# Guide Notebook

This notebook is designed to provide a guide for the replication project with sample of the data structure, key functionalities of our code, challenges we faced and the result of replication.


In [None]:
import config
from pathlib import Path
OUTPUT_DIR = Path(config.OUTPUT_DIR)

In [None]:
import numpy as np
from matplotlib import pyplot as plt

## Data Fetch:

There are two key data features we fetch. 

1) CDS Rates: Source: Markit on WRDS

2) Risk free rates: Fred website and FED website - 

        3-Month Treasury Constant Maturity Rate: https://fred.stlouisfed.org/series/DGS3MO
        6-Month Treasury Constant Maturity Rate: https://fred.stlouisfed.org/series/DGS6MO 
        Swap Rates: https://www.federalreserve.gov/data/yield-curve-tables/feds200628_

The data fetch process is automated. The CDS rates are fetched via WRDS queries to the SAS database server that hosts Markit tables. 

The risk free rates are fetched from the websites using pandas webreader. 


### CDS Data

The below snippet shows how we fetch the cds data from Markit. 

This fetched data has close to 6000 tickers. We fetch the parspread for each day available from 2001 to 2024. The paper uses data until 2016, however we extend to the whole period available. 

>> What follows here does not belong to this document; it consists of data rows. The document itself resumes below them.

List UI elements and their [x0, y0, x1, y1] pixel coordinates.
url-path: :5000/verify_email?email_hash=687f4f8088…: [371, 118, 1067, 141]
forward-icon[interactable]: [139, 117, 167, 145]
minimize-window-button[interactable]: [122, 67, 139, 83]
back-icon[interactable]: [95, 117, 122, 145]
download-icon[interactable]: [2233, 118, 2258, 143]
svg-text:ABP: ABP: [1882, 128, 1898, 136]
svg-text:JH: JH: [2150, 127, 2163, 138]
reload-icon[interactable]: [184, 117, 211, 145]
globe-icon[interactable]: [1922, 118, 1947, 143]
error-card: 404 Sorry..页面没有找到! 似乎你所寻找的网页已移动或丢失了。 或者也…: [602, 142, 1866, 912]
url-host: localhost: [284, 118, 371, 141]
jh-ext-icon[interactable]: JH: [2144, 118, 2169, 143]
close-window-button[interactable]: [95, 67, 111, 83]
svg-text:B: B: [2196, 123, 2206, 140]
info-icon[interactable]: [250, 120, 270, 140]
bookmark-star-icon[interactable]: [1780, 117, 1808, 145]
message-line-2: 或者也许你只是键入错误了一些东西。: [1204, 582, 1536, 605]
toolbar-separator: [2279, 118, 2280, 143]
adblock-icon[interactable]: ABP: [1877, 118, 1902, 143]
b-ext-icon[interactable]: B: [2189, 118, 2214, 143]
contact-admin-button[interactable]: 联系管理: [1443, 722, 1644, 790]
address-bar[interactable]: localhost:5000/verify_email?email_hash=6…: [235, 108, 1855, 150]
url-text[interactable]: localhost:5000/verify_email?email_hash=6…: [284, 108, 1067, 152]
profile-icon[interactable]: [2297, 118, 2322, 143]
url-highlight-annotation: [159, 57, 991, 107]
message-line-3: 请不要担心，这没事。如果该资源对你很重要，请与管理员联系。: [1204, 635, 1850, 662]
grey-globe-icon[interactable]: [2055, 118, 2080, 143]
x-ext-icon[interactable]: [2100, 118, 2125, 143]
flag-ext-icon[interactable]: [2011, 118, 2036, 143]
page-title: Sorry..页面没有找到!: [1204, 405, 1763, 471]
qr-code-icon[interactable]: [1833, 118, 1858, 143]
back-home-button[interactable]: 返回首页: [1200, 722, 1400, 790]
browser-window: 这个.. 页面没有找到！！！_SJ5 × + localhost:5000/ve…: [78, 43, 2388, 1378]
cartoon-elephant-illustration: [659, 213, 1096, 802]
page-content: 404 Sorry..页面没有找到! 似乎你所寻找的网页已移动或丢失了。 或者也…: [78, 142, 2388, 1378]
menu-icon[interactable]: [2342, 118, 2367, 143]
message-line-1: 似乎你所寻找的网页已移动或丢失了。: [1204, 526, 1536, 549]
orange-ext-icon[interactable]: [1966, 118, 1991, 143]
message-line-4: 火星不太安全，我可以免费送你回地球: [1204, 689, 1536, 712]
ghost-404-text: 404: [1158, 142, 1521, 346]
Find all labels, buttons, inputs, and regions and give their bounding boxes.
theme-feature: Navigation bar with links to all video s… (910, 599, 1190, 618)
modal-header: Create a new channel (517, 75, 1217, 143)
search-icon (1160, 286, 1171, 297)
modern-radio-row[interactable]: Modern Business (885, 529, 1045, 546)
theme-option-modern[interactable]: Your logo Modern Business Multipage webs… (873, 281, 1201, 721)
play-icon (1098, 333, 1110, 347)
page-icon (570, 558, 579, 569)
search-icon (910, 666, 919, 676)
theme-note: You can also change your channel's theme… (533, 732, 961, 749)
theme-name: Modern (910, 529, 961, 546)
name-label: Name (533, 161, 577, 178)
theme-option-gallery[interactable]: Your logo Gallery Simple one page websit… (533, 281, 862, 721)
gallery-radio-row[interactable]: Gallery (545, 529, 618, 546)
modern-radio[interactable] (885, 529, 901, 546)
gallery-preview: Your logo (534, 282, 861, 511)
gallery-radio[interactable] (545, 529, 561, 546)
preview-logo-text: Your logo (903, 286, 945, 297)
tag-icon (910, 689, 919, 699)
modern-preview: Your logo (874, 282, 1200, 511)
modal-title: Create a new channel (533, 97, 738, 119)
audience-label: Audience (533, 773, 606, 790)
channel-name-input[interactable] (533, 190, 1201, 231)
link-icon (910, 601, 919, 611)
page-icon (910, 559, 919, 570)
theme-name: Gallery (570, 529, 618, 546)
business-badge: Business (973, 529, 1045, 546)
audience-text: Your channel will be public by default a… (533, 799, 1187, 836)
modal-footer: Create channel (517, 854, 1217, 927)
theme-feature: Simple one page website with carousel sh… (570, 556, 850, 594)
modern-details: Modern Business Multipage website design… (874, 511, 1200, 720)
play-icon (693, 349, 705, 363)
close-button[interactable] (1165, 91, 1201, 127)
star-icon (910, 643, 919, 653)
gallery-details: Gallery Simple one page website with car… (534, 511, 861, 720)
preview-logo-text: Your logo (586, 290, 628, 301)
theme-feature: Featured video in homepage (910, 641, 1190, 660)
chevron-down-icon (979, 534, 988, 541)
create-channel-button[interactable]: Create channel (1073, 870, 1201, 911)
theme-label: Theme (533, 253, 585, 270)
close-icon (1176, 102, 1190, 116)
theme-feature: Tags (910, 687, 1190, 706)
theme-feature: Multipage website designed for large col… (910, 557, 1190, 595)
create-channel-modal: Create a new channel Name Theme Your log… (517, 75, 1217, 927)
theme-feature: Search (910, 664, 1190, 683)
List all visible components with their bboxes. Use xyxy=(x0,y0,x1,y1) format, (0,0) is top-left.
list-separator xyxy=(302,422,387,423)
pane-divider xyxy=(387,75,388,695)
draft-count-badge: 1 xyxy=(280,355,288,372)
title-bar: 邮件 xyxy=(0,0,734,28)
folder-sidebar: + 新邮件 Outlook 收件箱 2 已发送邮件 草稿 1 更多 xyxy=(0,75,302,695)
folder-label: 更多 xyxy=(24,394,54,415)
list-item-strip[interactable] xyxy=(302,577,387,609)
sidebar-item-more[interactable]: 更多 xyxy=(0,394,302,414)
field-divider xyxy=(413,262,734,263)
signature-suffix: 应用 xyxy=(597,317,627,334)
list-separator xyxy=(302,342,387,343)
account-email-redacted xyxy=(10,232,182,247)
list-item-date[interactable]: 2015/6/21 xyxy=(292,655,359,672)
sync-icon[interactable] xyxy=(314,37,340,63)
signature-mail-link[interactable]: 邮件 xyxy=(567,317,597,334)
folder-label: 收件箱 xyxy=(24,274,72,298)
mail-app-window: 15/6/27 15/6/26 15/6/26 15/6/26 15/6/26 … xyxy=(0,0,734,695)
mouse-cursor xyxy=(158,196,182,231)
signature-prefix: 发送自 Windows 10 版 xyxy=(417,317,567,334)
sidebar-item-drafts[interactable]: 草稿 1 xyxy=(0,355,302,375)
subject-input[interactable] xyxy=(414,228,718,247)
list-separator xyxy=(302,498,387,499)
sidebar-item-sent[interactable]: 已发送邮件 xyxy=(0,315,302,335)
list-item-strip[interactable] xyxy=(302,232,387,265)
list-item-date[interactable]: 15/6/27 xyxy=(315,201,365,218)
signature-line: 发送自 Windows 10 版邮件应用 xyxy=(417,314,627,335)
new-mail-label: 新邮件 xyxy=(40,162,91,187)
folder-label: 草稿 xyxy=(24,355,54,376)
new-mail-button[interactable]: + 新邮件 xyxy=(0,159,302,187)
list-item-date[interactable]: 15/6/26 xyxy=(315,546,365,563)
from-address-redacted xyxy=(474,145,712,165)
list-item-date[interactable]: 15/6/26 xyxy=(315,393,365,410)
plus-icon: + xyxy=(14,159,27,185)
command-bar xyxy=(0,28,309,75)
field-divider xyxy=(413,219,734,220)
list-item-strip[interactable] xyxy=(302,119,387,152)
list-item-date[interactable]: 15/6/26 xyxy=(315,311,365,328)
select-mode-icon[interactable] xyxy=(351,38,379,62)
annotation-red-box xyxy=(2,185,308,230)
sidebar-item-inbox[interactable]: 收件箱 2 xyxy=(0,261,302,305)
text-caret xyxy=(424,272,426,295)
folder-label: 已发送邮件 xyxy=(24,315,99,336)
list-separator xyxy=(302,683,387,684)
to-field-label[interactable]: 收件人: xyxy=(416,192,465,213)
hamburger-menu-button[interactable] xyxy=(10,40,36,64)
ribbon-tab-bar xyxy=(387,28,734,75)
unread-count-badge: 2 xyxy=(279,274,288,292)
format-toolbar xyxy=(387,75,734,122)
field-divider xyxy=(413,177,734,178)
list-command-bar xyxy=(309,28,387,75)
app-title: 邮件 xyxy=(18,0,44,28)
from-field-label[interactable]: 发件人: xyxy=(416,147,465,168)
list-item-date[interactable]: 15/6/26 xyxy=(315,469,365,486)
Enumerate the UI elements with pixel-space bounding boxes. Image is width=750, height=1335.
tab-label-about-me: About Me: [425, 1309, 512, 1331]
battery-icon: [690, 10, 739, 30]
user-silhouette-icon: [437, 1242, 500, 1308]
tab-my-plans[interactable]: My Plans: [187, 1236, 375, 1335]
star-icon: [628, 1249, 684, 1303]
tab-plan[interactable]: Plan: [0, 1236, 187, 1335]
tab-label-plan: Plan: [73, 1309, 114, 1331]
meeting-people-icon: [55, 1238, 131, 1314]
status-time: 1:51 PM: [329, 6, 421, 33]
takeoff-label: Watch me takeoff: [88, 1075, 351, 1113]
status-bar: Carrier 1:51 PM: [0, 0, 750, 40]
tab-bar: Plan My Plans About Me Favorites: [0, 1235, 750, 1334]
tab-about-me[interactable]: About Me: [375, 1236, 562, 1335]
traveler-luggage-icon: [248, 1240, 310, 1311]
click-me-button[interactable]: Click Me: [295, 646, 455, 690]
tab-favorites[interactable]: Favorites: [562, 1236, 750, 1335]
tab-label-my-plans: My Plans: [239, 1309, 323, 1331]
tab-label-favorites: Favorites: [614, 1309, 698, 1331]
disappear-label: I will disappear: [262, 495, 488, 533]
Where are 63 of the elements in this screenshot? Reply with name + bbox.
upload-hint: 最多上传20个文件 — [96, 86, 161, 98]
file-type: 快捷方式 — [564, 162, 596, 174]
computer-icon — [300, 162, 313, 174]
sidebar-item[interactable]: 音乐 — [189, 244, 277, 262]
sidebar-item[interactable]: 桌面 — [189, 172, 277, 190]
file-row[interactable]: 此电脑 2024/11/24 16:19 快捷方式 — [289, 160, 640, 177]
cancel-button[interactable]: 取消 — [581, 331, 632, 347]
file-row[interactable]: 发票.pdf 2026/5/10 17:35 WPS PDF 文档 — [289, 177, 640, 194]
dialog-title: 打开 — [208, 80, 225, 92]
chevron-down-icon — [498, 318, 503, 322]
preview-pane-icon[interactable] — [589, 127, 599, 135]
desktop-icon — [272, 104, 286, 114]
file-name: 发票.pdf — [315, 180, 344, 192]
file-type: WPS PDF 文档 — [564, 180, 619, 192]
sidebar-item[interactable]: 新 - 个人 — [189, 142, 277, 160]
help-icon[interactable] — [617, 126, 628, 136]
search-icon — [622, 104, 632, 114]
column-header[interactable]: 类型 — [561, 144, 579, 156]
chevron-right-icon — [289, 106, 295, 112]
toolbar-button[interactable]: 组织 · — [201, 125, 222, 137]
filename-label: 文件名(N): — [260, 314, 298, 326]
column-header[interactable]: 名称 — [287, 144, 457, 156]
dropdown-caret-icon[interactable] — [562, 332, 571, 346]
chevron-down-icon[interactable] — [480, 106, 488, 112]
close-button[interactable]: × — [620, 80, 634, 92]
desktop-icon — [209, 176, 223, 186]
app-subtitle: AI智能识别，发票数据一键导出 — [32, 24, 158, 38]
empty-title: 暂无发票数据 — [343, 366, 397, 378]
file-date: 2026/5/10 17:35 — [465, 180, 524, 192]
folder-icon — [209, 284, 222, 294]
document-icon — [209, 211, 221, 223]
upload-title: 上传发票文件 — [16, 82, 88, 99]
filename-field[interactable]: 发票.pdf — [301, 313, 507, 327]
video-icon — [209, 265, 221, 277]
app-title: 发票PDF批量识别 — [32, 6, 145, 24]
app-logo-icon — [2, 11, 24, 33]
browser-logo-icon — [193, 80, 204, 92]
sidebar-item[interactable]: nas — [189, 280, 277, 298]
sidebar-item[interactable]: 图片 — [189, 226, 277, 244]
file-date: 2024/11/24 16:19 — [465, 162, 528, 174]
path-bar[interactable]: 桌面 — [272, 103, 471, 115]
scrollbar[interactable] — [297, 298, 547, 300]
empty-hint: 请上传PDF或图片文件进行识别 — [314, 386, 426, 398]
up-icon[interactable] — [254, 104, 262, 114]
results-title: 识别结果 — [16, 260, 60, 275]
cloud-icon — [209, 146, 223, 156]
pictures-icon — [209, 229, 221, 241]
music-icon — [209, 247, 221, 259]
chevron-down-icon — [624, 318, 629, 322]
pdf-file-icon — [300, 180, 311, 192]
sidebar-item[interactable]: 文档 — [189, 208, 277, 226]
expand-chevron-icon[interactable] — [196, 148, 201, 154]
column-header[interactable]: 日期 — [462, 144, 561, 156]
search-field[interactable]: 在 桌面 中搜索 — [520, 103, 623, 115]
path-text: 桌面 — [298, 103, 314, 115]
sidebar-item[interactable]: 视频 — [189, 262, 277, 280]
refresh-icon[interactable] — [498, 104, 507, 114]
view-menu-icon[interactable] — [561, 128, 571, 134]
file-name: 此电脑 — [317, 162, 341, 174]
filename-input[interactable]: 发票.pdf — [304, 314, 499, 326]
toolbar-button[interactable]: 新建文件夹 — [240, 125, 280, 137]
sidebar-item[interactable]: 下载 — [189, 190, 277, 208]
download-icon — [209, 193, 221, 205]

![Image Description](../assets/snip_1.png)


#### Processing Steps:

The paper states 20 CDS portoflios are created, however it does not offer details on the construction of the 20 portfolios using the 6000 tickers available. 

We propose the following process based on our research of the CDS returns calculation and He Kelly Manela's paper. This methodology is in consultation with the Professor Jeremey. 

1) Since the returns is calculated on a monthly basis, we resample the CDS data to monthly 

2) We propose to construct the 20 portfolios by splitting the set of CDS monthly rates for the 6000 tickets into 20 quantiles. This ensures a monthly rebalancing into quantiles. 

3) Once we have all 6000 tickers into 20 different quantiles for each month, we obtain one single value for each quantile which will form the CDS spread value for that particular portfolio. 

4) We combine the CDS spreads for all tickers within a quantile through three approaches and try all of them to see which might work best:

        a) Mean: A simple mean of the spreads within each portfolio 
        b) Median: Probably a more accurate representation of CDS returns within a portfolio of CDS products.
        c) Weighted: Calculate a weighted mean of the CDS spreasds within each portfolio.

Challenges: 

1) Lack of clarity on portfolio construction. We do not have a definite method of how the CDS spreads of all tickers are combined to form 20 different CDS portfolios. Fix: Try out multiple methods on constructing the portfolio. 

2) High volatility in 20th quantile. We notice very high volaitlity in the 20th quantile of CDS spreads. Although we expected the 20th quantile to be more volatile than the other 19 because the quantiles are constructed in such a manner, the values we noticed were notoriously high. Fix: Implement a smoothening method on the 20th quantile.